Outcome: As you’ll see, interesting predictions could be distilled out of “questions” presented to the knowledge graph.

Process:

  1. One of the hard problems with this kind of analysis is puling data out of the texts that one finds scattered across the internet. I tend to use search engines to find files that I download and then process in bulk. Generally these documents are in PDF formats, which generally makes them a bit harder to process. Automating accurate processing of PDF files is beyond this scope, but it’s a bridge that probably must be crossed for someone interested in Natural Language Processing and Knowledge Representation.
  2. Knowledge Graphs: Building a knowledge graph isn’t nearly as difficult as it sounds, but it requires a few things. A toolkit like the python Natural Language Toolkit (nltk) is very useful, as it has the necessary ingredients like sentence tokenization, word tokenization, and parts of speech classification. Here’s a great overview from a notebook on Kaggle, the data science competition site. One first will use all the downloaded texts to build a “master” knowledge graph, that consists of Subject->Action->Object “triplets” built into a network graph. This graph will be incredibly dense, but what will emerge are central concepts that are frequently noted in the texts.
  3. “Questioning” the Knowledge Graphs: This may also be viewed as filtering central topics out of the master knowledge graph by asking questions of the graph.

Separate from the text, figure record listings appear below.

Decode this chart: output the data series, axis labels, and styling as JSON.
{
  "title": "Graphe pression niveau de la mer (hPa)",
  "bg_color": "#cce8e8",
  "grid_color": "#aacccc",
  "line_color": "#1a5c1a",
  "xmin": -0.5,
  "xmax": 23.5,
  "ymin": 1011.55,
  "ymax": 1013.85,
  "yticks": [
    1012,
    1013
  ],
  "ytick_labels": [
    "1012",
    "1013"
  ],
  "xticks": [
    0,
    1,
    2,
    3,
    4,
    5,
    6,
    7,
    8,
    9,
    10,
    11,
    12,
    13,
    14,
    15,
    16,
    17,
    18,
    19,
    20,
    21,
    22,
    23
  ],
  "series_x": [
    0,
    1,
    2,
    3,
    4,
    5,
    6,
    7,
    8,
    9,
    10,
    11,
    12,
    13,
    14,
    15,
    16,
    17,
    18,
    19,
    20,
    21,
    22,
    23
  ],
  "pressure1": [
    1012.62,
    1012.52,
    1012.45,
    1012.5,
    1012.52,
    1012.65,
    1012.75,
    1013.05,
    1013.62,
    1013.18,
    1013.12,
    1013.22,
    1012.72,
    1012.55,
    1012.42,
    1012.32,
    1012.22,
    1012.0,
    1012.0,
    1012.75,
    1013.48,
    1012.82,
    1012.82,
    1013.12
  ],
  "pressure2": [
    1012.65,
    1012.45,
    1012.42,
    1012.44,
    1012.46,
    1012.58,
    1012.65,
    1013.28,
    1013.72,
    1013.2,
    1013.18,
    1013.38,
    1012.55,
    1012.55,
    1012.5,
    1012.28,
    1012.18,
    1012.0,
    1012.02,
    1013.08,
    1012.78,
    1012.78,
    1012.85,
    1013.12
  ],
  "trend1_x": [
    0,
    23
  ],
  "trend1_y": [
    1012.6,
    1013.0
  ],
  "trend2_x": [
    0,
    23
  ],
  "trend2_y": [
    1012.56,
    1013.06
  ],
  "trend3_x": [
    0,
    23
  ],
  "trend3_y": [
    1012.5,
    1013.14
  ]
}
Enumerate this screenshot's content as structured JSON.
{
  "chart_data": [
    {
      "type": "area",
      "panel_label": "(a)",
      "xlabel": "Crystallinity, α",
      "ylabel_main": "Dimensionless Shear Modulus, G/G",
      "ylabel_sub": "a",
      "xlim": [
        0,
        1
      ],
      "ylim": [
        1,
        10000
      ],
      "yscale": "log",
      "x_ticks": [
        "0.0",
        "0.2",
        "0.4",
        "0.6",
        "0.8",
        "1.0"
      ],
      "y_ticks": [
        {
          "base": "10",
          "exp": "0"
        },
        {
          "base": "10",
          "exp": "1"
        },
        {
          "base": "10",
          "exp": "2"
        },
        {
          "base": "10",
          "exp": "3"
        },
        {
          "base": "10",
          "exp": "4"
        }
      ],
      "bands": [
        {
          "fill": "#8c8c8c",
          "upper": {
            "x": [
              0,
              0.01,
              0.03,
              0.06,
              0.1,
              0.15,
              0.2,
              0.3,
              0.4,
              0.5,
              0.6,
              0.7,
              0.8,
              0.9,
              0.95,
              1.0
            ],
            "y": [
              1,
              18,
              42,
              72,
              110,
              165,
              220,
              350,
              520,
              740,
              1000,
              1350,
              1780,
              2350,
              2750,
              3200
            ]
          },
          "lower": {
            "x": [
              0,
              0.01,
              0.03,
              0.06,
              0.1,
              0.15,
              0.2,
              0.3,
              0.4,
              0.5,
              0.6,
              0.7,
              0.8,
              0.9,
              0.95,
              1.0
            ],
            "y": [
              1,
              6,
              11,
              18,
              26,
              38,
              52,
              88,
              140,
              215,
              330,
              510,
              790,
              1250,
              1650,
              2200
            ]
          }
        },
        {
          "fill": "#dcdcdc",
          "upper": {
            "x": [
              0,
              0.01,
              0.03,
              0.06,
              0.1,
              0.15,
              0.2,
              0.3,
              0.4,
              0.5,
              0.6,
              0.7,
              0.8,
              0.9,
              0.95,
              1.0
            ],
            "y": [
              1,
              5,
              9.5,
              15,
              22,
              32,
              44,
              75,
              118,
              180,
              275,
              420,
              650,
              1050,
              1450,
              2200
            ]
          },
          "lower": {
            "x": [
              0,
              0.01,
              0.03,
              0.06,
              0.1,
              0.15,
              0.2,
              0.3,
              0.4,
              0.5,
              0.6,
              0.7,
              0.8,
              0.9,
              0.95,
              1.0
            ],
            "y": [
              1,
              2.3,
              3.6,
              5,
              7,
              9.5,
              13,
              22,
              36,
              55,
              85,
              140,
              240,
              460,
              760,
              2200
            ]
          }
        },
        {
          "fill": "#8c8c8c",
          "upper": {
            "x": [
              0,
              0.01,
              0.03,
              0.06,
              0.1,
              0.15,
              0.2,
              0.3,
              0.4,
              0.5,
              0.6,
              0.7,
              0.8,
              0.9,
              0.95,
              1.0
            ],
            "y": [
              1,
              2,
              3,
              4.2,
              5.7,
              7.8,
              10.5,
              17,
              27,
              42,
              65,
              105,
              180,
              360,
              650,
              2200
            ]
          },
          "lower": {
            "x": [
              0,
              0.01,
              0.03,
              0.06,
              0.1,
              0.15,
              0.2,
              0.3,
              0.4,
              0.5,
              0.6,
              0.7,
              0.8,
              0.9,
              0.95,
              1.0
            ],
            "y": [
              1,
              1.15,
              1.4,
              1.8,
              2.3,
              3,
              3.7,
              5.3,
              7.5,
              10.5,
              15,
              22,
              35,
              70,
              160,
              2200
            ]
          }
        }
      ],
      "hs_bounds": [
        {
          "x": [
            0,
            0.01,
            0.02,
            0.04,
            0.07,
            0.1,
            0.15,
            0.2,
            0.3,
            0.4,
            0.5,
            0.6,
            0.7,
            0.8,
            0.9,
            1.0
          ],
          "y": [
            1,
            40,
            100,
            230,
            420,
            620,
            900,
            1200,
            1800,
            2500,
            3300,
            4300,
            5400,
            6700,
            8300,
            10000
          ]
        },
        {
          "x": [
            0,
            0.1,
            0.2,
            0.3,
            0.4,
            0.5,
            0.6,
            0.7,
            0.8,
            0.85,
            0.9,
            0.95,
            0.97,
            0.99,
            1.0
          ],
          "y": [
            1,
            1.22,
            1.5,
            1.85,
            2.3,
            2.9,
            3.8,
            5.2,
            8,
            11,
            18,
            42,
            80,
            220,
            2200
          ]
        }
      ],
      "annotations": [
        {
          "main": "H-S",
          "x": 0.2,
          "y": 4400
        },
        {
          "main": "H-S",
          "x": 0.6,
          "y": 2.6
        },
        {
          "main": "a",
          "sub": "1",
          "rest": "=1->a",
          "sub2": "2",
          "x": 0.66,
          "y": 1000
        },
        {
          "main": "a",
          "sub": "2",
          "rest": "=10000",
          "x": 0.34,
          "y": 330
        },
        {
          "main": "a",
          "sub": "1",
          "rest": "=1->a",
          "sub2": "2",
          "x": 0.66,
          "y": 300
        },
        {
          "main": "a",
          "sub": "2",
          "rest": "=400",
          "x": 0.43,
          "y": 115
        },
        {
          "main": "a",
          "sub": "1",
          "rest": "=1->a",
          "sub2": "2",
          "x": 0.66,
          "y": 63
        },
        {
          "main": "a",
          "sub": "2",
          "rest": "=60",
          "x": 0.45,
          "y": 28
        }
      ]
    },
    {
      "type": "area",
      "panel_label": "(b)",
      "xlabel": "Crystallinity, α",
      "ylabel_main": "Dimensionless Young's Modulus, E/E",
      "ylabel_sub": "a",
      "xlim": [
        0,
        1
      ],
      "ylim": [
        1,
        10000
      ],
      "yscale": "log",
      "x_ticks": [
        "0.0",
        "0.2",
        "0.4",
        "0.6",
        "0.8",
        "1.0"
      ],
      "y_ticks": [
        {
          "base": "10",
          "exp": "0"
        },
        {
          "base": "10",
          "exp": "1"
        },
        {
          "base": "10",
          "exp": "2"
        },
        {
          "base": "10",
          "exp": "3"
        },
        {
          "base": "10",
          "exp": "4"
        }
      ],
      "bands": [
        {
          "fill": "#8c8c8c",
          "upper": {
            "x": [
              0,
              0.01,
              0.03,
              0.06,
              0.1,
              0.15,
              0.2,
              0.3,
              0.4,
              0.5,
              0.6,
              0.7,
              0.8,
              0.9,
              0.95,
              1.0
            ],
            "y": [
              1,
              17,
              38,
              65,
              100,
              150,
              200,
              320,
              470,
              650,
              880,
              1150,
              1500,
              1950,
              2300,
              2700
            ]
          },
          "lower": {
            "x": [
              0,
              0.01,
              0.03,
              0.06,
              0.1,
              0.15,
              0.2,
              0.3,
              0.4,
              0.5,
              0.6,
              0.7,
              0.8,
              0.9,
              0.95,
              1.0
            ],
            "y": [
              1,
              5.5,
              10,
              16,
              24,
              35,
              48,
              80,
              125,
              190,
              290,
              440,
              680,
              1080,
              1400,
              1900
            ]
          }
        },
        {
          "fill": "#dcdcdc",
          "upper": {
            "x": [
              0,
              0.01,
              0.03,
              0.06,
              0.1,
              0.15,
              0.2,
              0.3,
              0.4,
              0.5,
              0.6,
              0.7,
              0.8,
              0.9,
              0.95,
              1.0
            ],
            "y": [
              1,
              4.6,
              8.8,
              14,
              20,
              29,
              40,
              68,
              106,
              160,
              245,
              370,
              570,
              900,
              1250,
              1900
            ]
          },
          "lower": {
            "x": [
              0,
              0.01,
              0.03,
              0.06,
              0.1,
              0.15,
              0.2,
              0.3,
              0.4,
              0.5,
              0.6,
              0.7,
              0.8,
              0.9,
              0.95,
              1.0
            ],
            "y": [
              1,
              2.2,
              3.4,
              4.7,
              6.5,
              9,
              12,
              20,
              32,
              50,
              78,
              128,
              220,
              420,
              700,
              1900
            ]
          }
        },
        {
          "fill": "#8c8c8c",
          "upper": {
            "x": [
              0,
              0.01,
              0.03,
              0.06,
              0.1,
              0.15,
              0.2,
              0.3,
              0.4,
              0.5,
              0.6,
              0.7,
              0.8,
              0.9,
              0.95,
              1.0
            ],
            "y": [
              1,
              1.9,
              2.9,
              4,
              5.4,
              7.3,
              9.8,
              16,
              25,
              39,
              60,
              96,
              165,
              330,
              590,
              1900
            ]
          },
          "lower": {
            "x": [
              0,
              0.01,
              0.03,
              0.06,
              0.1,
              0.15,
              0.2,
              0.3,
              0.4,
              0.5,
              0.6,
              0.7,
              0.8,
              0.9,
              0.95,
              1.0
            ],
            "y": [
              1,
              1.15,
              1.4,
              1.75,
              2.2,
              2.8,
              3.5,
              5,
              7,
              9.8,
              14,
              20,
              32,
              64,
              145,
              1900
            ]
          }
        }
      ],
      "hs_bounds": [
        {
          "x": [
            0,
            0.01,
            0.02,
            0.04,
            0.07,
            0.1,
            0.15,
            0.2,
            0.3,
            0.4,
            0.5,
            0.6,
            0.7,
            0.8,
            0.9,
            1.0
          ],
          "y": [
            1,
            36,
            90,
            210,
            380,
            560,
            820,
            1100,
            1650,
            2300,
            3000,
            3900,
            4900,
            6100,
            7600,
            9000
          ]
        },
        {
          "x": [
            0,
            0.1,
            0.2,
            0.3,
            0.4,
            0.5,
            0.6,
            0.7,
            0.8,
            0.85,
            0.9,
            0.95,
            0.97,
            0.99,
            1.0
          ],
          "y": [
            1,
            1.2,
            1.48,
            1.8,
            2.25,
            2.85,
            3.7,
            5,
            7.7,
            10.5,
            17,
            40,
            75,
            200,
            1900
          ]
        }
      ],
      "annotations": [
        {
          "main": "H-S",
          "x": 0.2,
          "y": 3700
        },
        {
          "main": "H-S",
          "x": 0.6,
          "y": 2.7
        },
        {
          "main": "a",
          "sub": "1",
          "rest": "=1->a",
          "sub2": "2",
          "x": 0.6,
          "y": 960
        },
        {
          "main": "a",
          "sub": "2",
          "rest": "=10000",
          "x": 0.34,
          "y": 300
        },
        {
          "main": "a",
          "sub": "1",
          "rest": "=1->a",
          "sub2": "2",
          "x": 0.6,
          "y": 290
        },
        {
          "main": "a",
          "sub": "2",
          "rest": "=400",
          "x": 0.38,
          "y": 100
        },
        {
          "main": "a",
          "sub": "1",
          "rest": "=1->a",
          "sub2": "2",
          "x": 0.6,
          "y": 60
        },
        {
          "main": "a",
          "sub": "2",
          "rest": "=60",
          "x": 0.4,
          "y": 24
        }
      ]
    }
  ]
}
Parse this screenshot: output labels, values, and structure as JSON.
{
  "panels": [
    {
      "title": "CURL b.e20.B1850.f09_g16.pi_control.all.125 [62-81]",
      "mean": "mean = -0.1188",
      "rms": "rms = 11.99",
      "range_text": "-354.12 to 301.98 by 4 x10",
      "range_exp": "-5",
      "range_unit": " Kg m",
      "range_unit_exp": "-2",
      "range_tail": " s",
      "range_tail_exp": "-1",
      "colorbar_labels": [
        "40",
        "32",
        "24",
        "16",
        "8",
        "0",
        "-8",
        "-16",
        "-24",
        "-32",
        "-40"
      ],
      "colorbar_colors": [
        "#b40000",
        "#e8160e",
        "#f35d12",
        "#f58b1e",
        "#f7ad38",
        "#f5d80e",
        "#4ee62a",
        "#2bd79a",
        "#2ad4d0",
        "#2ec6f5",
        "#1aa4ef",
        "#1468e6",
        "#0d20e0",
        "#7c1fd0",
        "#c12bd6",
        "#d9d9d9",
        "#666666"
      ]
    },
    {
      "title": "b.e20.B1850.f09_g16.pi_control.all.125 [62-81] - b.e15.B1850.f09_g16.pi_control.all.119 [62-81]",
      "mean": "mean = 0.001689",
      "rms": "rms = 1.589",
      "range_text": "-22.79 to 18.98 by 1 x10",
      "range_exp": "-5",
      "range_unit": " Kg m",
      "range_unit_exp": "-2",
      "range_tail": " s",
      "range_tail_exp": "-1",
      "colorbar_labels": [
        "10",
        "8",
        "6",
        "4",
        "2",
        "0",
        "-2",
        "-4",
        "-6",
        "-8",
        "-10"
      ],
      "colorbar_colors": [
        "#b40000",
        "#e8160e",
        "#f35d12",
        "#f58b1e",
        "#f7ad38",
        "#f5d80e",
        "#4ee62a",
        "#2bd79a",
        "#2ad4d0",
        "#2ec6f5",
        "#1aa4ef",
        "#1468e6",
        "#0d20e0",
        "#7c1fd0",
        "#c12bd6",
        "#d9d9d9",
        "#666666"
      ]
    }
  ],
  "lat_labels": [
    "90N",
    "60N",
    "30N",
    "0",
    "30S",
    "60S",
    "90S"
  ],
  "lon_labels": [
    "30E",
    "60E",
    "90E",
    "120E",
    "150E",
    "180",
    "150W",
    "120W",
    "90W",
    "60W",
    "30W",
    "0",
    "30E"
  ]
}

For instance, the question, “Will Russia’s invasion trigger an economic impact and increased immigration” provides a filtered view of the master knowledge graph that looks like the below:
Ukraine War Knowledge Graph filtered by “Economic Impact” and “Immigration

If you look closely, you will notice that the nodes (blue) are nouns and an arrow points from the subject to the object. The arrow is referred to as the “edge” and it is labeled with the action verb in red. This is interesting and makes nice pictures in presentations and papers, but it becomes useful when the graph is converted into a table of triplets from the filtered graph that point to the context from the document where the triplet was extracted. At this point, the researcher finds the sentences that generate the “answers” to the question. See example of this context below.

Context sentences corresponding with Knowledge Graph search for “Economic and Immigration Impact of Ukraine Conflict”

As you can see, there were multiple discussions of immigration and economic challenges in the set of documents and the “answers” to the question found in these documents are captured in the table (Note: I’m just showing the first few rows of the answers). If one wanted to conduct a very thorough literature search of a much larger set of documents, it is likely that this method could save countless hours of digging through documents and enable quicker and better decisions on the subject.